Consider the familiar Riemann surface

$$ Y_1(N) = \Gamma_1(N) \backslash \mathcal{H} $$

where $\mathcal{H}$ is the upper half-plane and $\Gamma_1(N)$ is the subgroup of matrices in $SL_2(\mathbb{Z})$ which are congruent to $\begin{pmatrix} 1 & * \\\ 0 & 1 \end{pmatrix}$ modulo $N$.

It's a standard theorem that $Y_1(N)$ has a canonical model as an algebraic curve over $\mathbb{Q}$, and this model is a moduli space for pairs $(E, P)$ where $E$ is an elliptic curve and $P$ is an point of order $N$, with the map from $\Gamma_1(N) \backslash \mathcal{H}$ given by sending $\tau$ to $(\mathbb{C} / (\mathbb{Z} + \mathbb{Z} \tau), 1/N)$,

I used to believe that the function field of this canonical $\mathbb{Q}$-model was exactly the meromorphic $\Gamma_1(N)$-invariant functions (with sufficiently slow growth at the cusps) whose $q$-expansions at $\infty$ have coefficients in $\mathbb{Q}$. But some stuff I've just read on Siegel units convinces me that this can't be true.

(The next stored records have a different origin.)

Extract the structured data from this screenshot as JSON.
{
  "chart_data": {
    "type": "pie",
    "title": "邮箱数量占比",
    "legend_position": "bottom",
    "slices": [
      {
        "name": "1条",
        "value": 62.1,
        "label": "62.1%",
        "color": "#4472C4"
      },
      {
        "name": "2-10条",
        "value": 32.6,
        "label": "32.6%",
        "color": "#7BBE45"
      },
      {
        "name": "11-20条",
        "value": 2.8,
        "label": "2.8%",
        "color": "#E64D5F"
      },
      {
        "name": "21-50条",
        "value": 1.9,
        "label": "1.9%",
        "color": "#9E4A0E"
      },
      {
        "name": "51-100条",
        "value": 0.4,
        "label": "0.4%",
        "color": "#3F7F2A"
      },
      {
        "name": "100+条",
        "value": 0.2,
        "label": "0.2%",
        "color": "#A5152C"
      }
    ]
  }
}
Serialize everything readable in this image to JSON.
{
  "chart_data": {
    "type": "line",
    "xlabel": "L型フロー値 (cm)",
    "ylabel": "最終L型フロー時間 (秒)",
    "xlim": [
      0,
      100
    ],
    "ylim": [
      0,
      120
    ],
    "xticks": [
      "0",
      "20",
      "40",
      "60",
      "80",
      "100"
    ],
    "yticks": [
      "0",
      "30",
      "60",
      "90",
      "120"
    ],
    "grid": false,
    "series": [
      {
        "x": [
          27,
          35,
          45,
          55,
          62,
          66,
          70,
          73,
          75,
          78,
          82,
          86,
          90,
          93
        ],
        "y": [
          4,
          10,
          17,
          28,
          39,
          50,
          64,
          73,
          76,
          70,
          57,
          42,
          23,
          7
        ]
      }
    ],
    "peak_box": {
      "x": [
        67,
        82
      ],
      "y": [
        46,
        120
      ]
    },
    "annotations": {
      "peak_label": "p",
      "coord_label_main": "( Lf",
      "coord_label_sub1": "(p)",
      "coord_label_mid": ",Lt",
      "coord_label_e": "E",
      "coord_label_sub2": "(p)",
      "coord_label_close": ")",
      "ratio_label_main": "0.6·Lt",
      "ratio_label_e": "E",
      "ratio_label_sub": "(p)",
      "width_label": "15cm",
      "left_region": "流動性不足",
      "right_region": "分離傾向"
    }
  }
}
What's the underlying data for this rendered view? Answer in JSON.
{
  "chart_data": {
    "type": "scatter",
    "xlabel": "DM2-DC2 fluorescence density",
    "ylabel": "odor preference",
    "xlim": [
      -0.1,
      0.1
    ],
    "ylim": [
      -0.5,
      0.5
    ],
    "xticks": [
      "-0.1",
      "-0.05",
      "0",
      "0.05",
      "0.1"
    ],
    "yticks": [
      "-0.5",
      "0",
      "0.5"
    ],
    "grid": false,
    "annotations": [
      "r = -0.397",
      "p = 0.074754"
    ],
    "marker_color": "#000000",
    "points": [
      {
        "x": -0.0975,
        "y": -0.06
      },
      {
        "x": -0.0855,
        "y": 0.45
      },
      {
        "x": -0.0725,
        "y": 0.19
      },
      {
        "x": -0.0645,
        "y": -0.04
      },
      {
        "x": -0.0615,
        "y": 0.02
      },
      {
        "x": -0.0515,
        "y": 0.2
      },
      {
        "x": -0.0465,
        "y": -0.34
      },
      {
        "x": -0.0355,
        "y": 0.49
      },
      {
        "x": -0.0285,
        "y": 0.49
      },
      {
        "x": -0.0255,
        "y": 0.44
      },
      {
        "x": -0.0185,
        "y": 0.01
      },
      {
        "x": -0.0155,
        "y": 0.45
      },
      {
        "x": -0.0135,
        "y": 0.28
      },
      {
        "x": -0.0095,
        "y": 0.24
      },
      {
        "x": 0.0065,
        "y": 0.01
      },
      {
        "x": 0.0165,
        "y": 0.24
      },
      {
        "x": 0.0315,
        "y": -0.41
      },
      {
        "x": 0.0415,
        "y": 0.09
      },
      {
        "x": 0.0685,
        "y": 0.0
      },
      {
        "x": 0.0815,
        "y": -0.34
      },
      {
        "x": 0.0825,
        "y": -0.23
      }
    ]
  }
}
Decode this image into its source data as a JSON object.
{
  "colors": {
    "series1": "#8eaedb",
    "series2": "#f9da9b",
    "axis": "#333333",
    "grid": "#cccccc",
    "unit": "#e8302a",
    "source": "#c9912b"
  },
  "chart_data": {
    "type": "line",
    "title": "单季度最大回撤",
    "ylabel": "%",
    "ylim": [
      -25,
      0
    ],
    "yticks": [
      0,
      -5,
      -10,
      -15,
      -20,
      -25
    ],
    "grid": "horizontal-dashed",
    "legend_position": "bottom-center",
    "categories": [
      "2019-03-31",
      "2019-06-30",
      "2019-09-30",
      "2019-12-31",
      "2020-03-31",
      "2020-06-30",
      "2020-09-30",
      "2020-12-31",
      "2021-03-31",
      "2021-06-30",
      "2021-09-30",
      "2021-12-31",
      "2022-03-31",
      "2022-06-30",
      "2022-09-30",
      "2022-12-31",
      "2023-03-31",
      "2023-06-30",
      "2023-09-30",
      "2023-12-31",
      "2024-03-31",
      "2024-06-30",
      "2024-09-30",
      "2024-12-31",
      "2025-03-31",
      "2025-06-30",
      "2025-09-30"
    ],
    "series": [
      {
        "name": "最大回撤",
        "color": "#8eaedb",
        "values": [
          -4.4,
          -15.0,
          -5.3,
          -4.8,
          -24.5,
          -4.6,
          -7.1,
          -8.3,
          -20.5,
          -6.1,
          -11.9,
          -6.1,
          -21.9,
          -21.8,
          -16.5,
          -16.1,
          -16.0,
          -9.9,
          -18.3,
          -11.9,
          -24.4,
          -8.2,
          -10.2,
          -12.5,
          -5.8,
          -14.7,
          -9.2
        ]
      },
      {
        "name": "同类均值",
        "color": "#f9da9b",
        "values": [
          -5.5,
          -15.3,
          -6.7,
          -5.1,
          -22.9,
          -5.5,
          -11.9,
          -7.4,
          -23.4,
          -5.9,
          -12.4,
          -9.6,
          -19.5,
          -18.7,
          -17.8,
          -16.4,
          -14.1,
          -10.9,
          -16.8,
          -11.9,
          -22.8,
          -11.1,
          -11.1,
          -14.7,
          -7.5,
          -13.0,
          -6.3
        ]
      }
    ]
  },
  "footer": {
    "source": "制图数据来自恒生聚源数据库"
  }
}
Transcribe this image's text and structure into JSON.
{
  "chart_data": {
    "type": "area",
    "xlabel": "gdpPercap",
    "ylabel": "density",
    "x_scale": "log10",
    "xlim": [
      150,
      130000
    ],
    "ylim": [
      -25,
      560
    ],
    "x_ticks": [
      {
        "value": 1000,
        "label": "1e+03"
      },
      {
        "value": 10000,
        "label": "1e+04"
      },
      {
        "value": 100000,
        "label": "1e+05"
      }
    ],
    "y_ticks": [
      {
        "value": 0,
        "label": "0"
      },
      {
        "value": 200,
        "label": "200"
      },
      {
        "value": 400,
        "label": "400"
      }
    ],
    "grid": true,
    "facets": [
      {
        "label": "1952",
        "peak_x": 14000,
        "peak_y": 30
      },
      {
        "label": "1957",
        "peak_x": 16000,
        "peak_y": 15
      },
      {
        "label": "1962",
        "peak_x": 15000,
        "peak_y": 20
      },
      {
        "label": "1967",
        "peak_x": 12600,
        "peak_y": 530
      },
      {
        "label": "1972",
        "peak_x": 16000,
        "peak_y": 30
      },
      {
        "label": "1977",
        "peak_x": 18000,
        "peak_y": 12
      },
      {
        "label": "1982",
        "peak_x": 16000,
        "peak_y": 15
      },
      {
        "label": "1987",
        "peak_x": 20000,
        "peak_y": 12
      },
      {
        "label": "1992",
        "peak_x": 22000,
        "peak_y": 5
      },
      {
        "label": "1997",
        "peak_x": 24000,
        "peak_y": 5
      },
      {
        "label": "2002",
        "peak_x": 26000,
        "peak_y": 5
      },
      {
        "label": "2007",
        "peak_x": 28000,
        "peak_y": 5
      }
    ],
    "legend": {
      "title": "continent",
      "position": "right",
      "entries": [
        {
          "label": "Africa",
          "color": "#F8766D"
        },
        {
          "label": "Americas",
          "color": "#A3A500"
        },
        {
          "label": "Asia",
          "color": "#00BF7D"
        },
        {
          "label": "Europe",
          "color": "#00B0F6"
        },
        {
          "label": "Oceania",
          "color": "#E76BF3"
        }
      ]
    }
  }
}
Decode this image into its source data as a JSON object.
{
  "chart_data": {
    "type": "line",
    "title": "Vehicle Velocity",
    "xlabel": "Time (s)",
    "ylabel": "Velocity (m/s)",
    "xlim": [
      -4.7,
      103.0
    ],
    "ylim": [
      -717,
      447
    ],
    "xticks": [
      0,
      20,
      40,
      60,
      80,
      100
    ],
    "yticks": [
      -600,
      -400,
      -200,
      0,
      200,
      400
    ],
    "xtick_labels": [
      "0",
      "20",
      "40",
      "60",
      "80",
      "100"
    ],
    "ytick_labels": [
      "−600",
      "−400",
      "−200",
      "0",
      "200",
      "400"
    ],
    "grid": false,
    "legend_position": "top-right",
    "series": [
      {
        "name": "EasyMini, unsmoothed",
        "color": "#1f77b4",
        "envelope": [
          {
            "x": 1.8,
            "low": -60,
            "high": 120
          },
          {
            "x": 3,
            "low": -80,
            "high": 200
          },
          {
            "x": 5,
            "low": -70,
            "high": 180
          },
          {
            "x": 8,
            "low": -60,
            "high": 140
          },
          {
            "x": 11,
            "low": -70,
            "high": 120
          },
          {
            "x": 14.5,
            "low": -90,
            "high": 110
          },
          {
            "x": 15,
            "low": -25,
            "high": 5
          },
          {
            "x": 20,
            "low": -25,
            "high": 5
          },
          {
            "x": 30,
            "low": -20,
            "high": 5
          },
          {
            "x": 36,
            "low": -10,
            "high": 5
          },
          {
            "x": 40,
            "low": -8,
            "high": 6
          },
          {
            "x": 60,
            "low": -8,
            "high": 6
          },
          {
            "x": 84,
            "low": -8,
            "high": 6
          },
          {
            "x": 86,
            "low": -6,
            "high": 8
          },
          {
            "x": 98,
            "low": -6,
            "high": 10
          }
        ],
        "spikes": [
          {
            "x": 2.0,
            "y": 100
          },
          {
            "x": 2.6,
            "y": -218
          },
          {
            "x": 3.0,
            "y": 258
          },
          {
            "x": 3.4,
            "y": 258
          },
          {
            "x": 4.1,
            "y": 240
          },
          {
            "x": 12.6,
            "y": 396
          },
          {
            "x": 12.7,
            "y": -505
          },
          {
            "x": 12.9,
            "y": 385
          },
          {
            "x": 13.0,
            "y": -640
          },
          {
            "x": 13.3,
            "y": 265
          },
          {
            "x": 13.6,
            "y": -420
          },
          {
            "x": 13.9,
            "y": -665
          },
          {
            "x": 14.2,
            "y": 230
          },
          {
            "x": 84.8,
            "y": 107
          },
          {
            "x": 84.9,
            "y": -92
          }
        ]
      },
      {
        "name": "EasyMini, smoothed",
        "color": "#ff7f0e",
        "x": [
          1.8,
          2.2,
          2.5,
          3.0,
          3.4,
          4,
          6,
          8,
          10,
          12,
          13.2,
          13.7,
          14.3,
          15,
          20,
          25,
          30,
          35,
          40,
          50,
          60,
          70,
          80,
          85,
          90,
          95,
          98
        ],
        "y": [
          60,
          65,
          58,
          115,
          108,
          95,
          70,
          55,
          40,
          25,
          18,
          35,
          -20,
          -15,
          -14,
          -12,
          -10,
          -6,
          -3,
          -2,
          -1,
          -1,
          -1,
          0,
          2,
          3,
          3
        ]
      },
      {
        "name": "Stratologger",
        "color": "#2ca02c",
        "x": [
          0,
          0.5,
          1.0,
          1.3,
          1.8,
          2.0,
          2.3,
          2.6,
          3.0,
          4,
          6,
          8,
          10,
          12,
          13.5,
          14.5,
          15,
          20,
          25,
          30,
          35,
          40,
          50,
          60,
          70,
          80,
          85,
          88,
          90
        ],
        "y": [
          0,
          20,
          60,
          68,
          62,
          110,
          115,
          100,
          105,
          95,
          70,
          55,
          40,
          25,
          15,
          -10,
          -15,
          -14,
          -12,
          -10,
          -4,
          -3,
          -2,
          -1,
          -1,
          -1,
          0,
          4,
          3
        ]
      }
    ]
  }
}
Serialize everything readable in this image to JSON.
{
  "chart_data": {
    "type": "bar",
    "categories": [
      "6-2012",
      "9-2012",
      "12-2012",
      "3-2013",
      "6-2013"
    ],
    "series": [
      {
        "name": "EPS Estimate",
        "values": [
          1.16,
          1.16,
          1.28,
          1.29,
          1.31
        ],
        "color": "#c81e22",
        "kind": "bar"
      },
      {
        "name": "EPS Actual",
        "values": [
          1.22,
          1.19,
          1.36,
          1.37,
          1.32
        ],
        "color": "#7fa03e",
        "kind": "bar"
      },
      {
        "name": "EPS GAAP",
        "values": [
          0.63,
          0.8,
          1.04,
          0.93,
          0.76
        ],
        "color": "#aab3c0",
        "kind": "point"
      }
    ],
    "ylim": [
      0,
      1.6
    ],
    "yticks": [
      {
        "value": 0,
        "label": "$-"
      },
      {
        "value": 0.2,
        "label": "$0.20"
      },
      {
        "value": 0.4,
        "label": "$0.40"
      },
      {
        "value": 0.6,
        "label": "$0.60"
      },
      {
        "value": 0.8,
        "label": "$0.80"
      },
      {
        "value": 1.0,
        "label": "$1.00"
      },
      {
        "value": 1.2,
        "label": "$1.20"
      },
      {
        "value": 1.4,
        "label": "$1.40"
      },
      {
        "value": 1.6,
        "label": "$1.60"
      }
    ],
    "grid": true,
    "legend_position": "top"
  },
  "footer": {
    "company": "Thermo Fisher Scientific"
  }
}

- Can one characterize the rational functions on the canonical $\mathbb{Q}$-model in terms of $q$-expansions?
- Does the field of modular functions with rational $q$-expansions also give a model of $Y_1(N)$ over $\mathbb{Q}$? If so, does it have any natural interpretation as a moduli space?